While playing the role of the second violin for competition Home Depot ( HD -1.53% ) In terms of size, don’t let its smaller range fool you. Home improvement retailer can hold its own when it comes to inventing new ways to compete. Case in point: Last year the company launched tool rental services aimed at contractors. It’s an opportunity that Home Depot had entered years ago, successfully tapping into a growing segment of the contractor-oriented market.
It’s estimated that nearly half of Home Depot’s revenue is driven by build, repair and maintenance professionals, versus only about a quarter of Lowe’s top line the last time the company disclosed that data. Closing this gap is a multibillion-dollar opportunity for Lowe’s.

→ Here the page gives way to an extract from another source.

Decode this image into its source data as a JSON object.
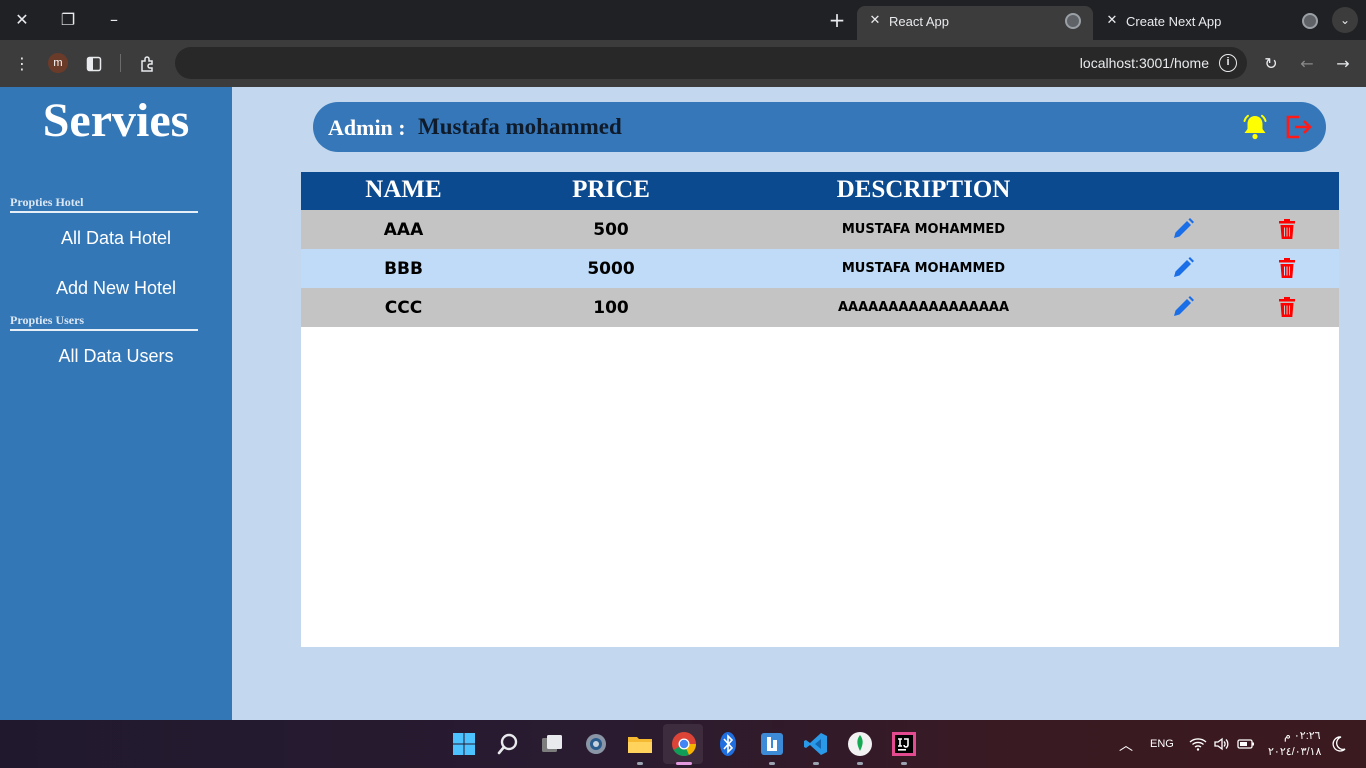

The much bigger reason Lowe’s is a kind of solid 20-year tenure, however, is the most obvious. While entertainment, clothing, and even transportation preferences may change over time, the need for nice, well-maintained housing never ends. If anything, it simply keeps growing. Freddy Mac Data shows the US is 3.8 million homes short of the number it really needs, while the National Association of Realtors pegs the number closer to 5.2 million.
Either the problem will require a fix for several years, and the American population is still ballooning in the meantime. The Census Bureau projects that the current US population of about 333 million will exceed 373 million by 2040. There are a lot of home construction (and home improvement, and home maintenance) needs to be done in the meantime. Lowes is ready to help.
This article represents the opinion of the author, who may disagree with the “official” recommendation position of the Motley Fool Premium Consulting Service. We are diverse! Asking about an investment thesis — even if it’s our own — helps us all think critically about investing and make decisions that help us become smarter, happier, and richer.